Die Vorgeschichte: 2010 hatte die Bundesregierung von Union und FDP den zuvor von Rot-Grün beschlossenen Atomausstieg auf die lange Bank geschoben und die Restlaufzeiten für die Atomkraftwerke deutlich verlängert. Dann kam 2011 die Tsunami-Katastrophe in Japan, die zur Kernschmelze im Atomkraftwerk Fukushima Daiichi führte. Mehr oder weniger über Nacht vollzog die Bundeskanzlerin eine Kehrtwende und setzte den Atomausstieg wieder in Kraft. Gegen diese kaum rational zu begründende Wackelpolitik wendete Vattenfall sich 2012 und verlangte eine Entschädigung. Aber war das wirklich ein Missbrauch? Im vergangenen Dezember entschied das Bundesverfassungsgericht in einem parallel dazu laufenden Verfahren, dass Eon, RWE und auch Vattenfall eine Entschädigung zustehe, weil ihre Investitionen durch die plötzliche Energiewende zur Fehlinvestition wurden.

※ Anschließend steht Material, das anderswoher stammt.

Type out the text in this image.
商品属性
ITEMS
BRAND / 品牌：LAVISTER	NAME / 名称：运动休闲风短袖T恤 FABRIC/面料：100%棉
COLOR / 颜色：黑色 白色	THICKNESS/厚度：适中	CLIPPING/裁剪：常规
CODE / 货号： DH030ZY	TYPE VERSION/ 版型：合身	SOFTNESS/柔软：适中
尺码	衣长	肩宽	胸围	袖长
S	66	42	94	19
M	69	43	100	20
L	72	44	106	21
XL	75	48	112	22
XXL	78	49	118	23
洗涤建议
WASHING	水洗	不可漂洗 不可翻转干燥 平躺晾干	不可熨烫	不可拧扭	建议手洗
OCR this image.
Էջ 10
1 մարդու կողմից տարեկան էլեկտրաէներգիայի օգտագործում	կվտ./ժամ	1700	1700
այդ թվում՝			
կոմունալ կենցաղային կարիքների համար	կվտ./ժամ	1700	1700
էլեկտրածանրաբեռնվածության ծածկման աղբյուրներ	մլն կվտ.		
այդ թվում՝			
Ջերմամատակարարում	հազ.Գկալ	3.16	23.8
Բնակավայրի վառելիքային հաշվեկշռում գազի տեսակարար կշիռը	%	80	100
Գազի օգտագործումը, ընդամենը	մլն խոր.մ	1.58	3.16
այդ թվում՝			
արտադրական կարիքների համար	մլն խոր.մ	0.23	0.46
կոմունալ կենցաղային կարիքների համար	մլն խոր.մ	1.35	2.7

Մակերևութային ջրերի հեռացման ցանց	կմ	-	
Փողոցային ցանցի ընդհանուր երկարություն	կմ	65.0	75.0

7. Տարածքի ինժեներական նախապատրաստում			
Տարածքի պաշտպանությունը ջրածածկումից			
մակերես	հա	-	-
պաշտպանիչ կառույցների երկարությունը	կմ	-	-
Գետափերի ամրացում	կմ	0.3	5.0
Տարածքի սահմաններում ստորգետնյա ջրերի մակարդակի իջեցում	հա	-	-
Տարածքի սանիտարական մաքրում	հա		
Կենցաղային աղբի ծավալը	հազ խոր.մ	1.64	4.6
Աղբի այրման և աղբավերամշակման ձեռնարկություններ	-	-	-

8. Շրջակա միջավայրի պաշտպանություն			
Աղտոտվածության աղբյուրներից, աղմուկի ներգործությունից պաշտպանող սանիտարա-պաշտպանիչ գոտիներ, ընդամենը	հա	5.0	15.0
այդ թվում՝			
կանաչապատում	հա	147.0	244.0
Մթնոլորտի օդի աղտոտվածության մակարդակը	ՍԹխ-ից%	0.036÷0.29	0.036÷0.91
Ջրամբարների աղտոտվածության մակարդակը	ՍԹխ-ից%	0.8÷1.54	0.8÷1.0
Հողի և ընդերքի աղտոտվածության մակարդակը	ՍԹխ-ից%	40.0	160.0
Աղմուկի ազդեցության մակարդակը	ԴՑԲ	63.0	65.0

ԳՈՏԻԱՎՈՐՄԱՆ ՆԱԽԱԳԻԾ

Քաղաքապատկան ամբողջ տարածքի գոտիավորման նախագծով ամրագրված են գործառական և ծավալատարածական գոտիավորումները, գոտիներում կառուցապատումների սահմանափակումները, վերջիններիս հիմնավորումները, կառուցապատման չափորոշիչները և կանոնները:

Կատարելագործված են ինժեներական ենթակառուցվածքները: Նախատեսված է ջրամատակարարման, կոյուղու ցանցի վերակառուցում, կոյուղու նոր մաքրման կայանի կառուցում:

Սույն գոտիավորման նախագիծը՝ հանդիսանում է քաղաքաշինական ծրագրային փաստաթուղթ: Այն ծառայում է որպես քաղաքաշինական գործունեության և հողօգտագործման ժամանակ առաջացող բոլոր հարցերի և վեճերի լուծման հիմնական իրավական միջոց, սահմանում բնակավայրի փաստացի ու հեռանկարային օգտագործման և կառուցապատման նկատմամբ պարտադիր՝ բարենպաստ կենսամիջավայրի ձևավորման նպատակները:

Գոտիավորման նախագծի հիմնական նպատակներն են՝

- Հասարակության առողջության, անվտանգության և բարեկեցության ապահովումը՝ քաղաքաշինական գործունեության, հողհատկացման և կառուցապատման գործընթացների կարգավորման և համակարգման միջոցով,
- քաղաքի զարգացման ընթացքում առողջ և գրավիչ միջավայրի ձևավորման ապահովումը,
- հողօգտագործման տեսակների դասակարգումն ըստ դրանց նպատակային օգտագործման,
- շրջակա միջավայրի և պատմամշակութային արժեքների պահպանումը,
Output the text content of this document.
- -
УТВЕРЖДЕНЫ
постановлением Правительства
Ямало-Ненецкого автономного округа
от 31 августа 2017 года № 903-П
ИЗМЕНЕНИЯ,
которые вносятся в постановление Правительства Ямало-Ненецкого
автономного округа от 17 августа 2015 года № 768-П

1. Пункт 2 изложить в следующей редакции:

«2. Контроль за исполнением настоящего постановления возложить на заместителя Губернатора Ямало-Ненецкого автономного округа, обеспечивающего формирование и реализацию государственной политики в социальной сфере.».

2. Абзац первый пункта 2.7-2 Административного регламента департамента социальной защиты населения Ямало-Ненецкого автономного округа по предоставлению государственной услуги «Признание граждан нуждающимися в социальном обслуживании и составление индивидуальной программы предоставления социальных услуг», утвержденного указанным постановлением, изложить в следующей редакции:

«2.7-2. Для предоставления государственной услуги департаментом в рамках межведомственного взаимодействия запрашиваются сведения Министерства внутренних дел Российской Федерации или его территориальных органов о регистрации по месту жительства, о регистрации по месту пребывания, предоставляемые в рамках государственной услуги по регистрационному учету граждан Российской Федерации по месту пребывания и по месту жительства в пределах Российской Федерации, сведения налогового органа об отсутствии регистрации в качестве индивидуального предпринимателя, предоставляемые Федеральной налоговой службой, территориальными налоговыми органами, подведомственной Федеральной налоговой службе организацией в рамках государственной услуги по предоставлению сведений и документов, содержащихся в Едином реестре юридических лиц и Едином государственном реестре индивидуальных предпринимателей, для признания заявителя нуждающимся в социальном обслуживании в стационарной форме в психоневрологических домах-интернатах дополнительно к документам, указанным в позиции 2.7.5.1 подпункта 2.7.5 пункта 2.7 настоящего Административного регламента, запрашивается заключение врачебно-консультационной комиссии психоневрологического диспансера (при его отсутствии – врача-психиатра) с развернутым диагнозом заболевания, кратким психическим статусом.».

Peter Nunnenkamp (2016): Demokratie und internationale Investitionsabkommen: (Überraschende) Zusammenhänge und (lückenhafte) Erklärungen. Perspektiven der Wirtschaftspolitik, Band 17/4, S. 364-382.
Peter Nunnenkamp (2016): Streitschlichtung im Rahmen internationaler Investitionsschutzabkommen. Viel Lärm um (fast) nichts? Kiel Working Paper Nr. 2053, Oktober 2016, Institut für Weltwirtschaft.
Dieser Text erschien am 23. April als „Sonntagsökonom” in der Frankfurter Allgemeinen Sonntagszeitung.